Il soutient que le jugement déféré ne relève ni des dispositions de l’article 545 du code de procédure civile ni de celles de l’article 544 du même code mais de celles de l’article 543, comme l’a lui-même admis le tribunal en le qualifiant de « jugement contradictoire, en premier ressort », dans la mesure où il a en réalité tranché l’intégralité du litige au fond même si, par une disposition non assimilable à une mesure avant dire droit dépourvue de l’autorité de chose jugée ni à une mesure d’instruction susceptible d’influer sur l’existence de la créance de la SAS Agriduo, il a ordonné un sursis à statuer avec réouverture des débats pour permettre la production d’un décompte et arrêter le montant précis de la condamnation dont le principe est acquis et où, comme l’a rappelé la cour de cassation dans un arrêt du 28 novembre 2013, le fait d’ordonner une mesure d’expertise médicale technique avant de fixer le montant de l’indemnisation n’en tranche pas moins une question de fond.

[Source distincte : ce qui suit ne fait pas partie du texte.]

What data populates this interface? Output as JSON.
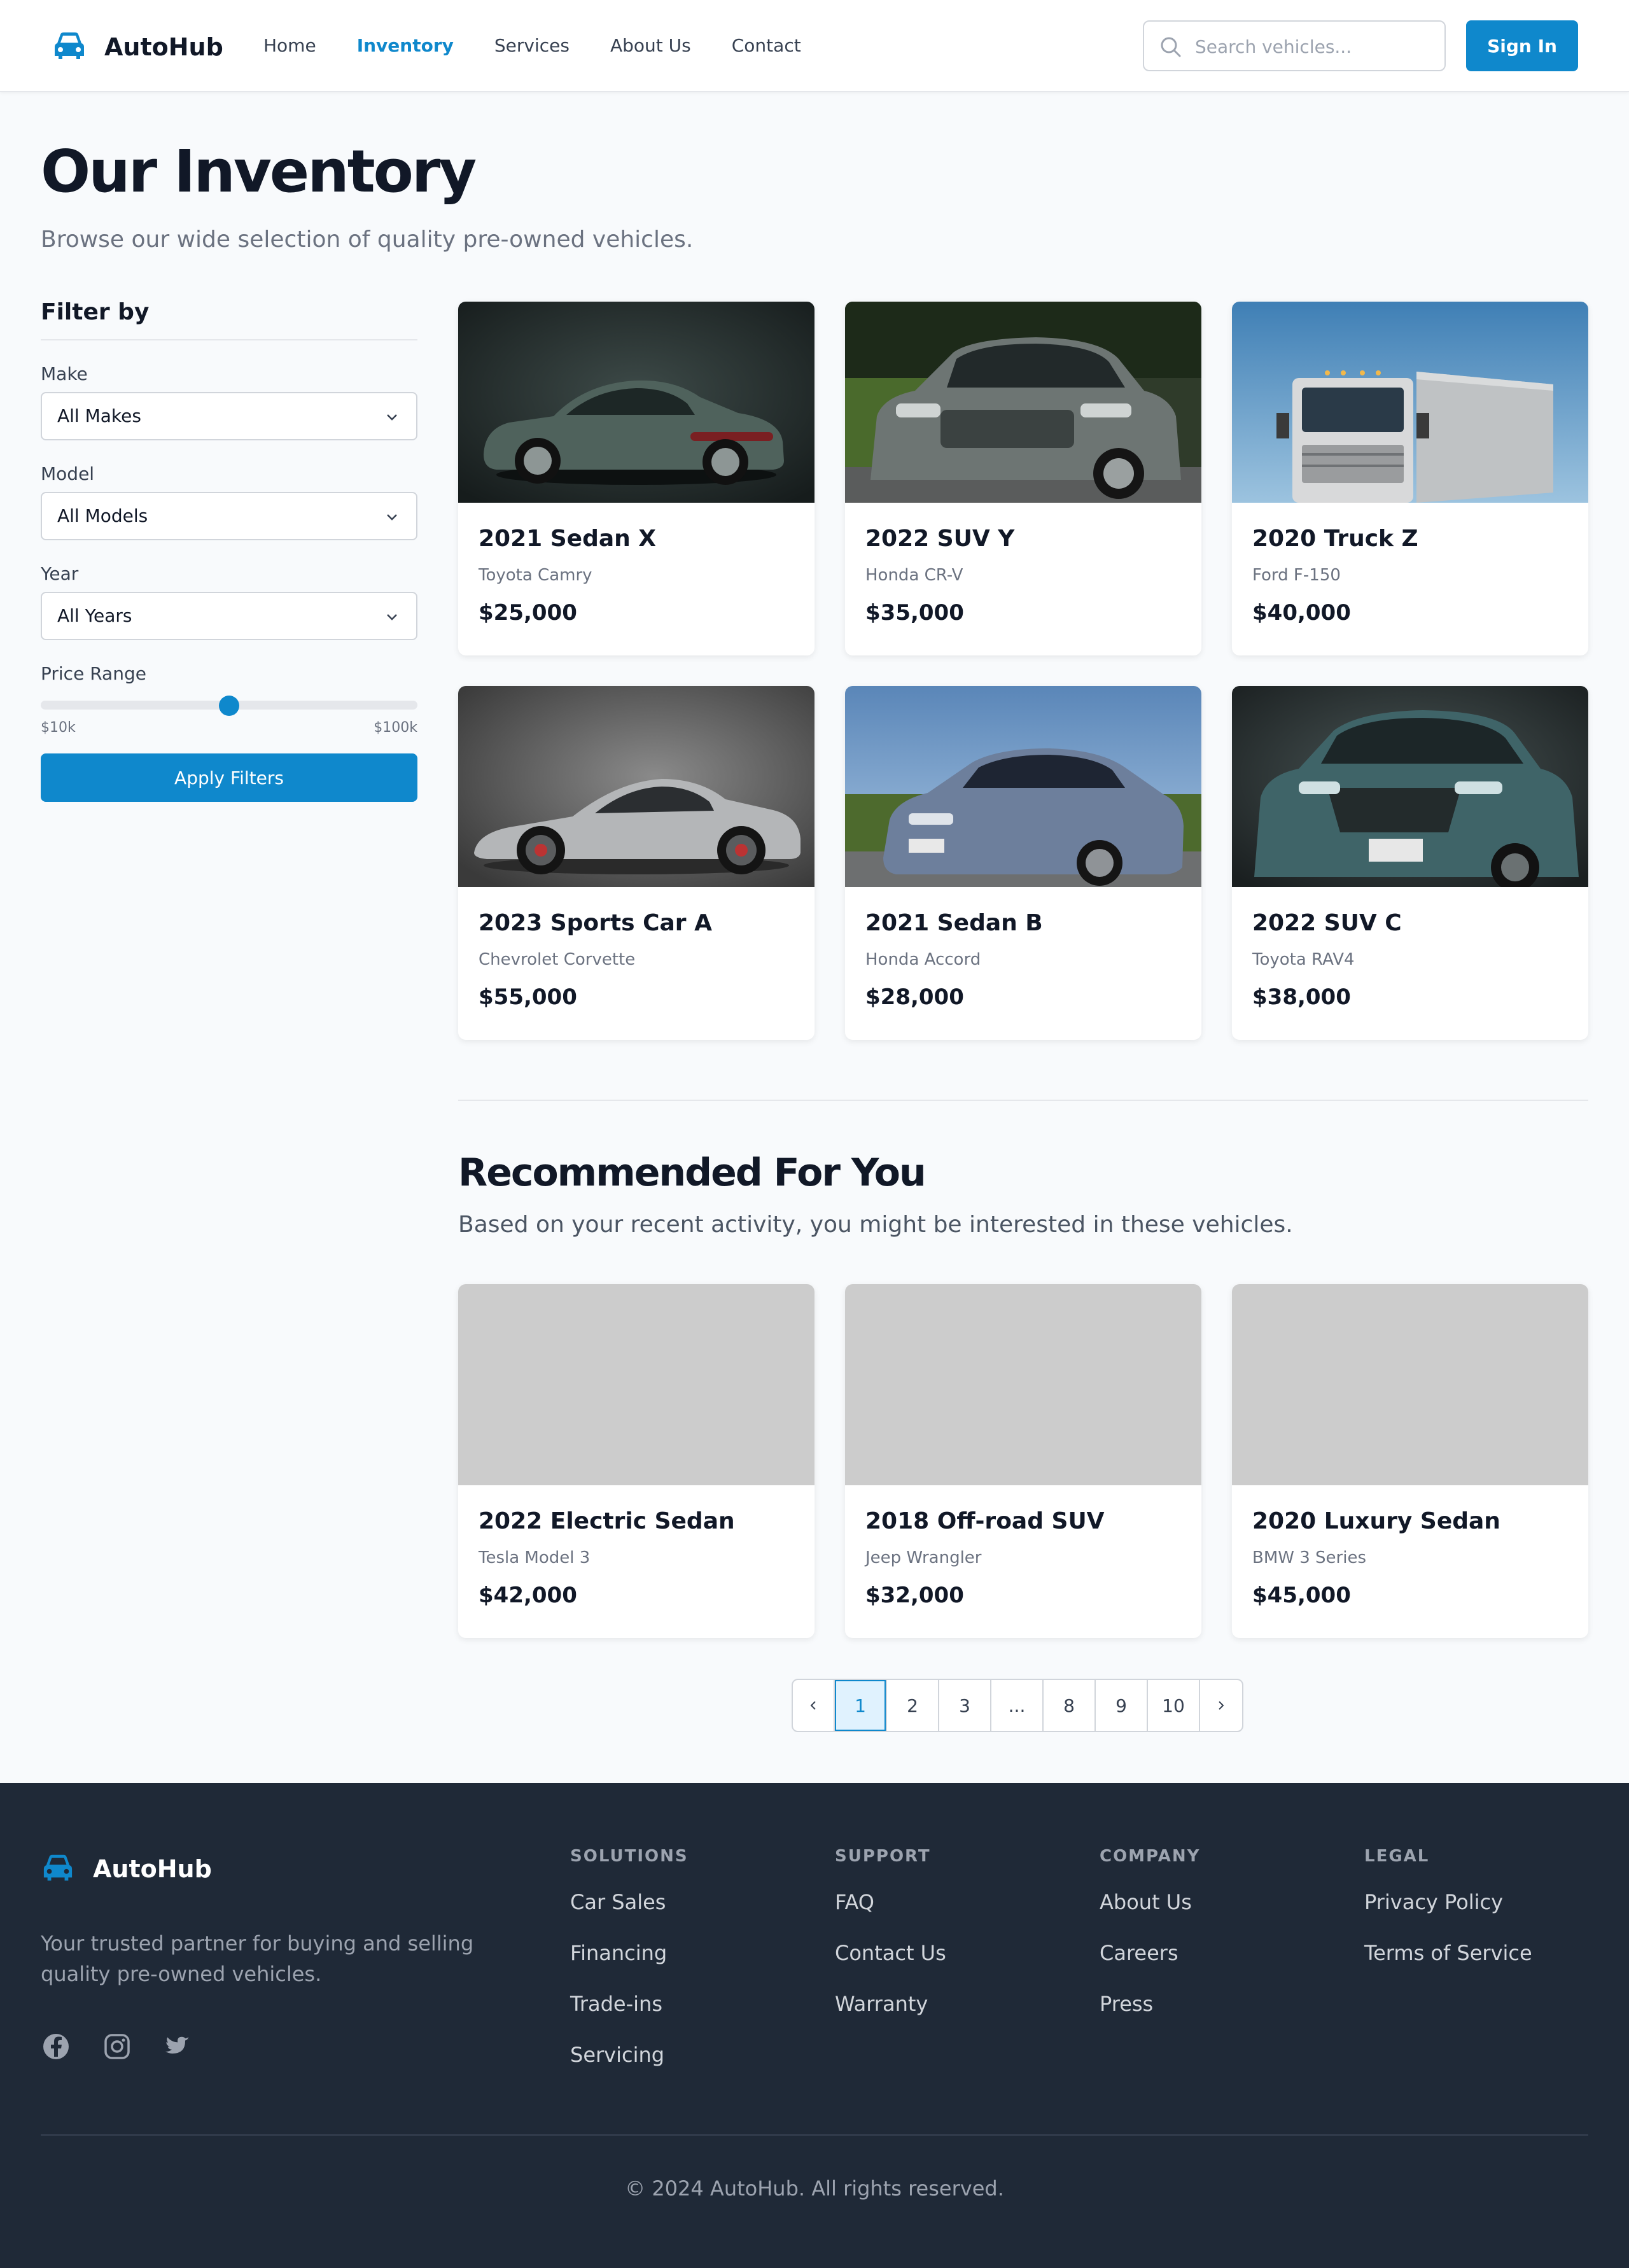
{
  "header": {
    "brand": "AutoHub",
    "nav": [
      "Home",
      "Inventory",
      "Services",
      "About Us",
      "Contact"
    ],
    "active_nav": "Inventory",
    "search_placeholder": "Search vehicles...",
    "signin_label": "Sign In"
  },
  "page": {
    "title": "Our Inventory",
    "subtitle": "Browse our wide selection of quality pre-owned vehicles."
  },
  "filters": {
    "heading": "Filter by",
    "make_label": "Make",
    "make_value": "All Makes",
    "model_label": "Model",
    "model_value": "All Models",
    "year_label": "Year",
    "year_value": "All Years",
    "price_label": "Price Range",
    "price_min": "$10k",
    "price_max": "$100k",
    "price_slider_fraction": 0.5,
    "apply_label": "Apply Filters"
  },
  "inventory": [
    {
      "title": "2021 Sedan X",
      "model": "Toyota Camry",
      "price": "$25,000"
    },
    {
      "title": "2022 SUV Y",
      "model": "Honda CR-V",
      "price": "$35,000"
    },
    {
      "title": "2020 Truck Z",
      "model": "Ford F-150",
      "price": "$40,000"
    },
    {
      "title": "2023 Sports Car A",
      "model": "Chevrolet Corvette",
      "price": "$55,000"
    },
    {
      "title": "2021 Sedan B",
      "model": "Honda Accord",
      "price": "$28,000"
    },
    {
      "title": "2022 SUV C",
      "model": "Toyota RAV4",
      "price": "$38,000"
    }
  ],
  "recommended": {
    "title": "Recommended For You",
    "subtitle": "Based on your recent activity, you might be interested in these vehicles.",
    "items": [
      {
        "title": "2022 Electric Sedan",
        "model": "Tesla Model 3",
        "price": "$42,000"
      },
      {
        "title": "2018 Off-road SUV",
        "model": "Jeep Wrangler",
        "price": "$32,000"
      },
      {
        "title": "2020 Luxury Sedan",
        "model": "BMW 3 Series",
        "price": "$45,000"
      }
    ]
  },
  "pagination": {
    "prev_icon": "chevron-left-icon",
    "pages": [
      "1",
      "2",
      "3",
      "...",
      "8",
      "9",
      "10"
    ],
    "current": "1",
    "next_icon": "chevron-right-icon"
  },
  "footer": {
    "brand": "AutoHub",
    "tagline": "Your trusted partner for buying and selling quality pre-owned vehicles.",
    "social_icons": [
      "facebook-icon",
      "instagram-icon",
      "twitter-icon"
    ],
    "columns": [
      {
        "title": "SOLUTIONS",
        "links": [
          "Car Sales",
          "Financing",
          "Trade-ins",
          "Servicing"
        ]
      },
      {
        "title": "SUPPORT",
        "links": [
          "FAQ",
          "Contact Us",
          "Warranty"
        ]
      },
      {
        "title": "COMPANY",
        "links": [
          "About Us",
          "Careers",
          "Press"
        ]
      },
      {
        "title": "LEGAL",
        "links": [
          "Privacy Policy",
          "Terms of Service"
        ]
      }
    ],
    "copyright": "© 2024 AutoHub. All rights reserved."
  },
  "colors": {
    "accent": "#0f88cc",
    "footer_bg": "#1f2937",
    "page_bg": "#f8fafc",
    "placeholder_image": "#cccccc"
  }
}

Subsidiairement, il observe que, même si on considère que sa deuxième partie n’est qu’une mesure avant dire droit dépourvue de l’autorité de chose jugée, le jugement tranche en tout état de cause partie du principal en déboutant la SAS Agri-négoce Ouest de ses demandes en paiement d’intérêts au titre du compte n°6465 et s’analyse en un jugement « mixte » au sens de l’article 544 du code de procédure civile, et non « avant dire droit », donc immédiatement susceptible d’appel, sans autorisation du premier président, que l’argumentation contraire de l’intimée reviendrait procéduralement à considérer qu’un jugement n’est plus un tout indivisible, à réduire à néant la distinction entre les jugements avant dire droit et les jugements mixtes revêtus de l’autorité de chose jugée et à créer une inégalité objective de traitement entre les parties au litige bénéficiant, ou non, d’un droit d’appel immédiat, qu’elle a été sanctionnée par la cour de cassation dans un arrêt du 27 septembre 2018 concernant un appel général interjeté avant l’entrée en vigueur au 1er septembre 2017 du décret du 6 mai 2017 qui interdit désormais un tel appel et oblige l’appelant à limiter son appel, à peine d’irrecevabilité, aux seuls chefs de jugement lui faisant grief, sans que cela retire son caractère mixte au jugement critiqué dans sa partie du litige non tranchée définitivement, et que, de surcroît, conformément au nouvel article 562 du même code, la dévolution s’opère pour le tout lorsque l’objet du litige est indivisible comme en l’espèce, l’assignation inItiale portant sur une créance de 26.733,87 euros en principal et intérêts globalisée par la SAS Agriduo elle-même qui ne saurait tirer parti de la division effectuée par le tribunal pour ne pas avoir à s’expliquer au fond devant la cour et l’argumentation de l’intimée étant d’autant plus spécieuse qu’elle l’a fait connaître alors qu’elle se trouvait liée par ses conclusions d’appelant ayant eu pour effet de lui ouvrir la voie d’un appel incident.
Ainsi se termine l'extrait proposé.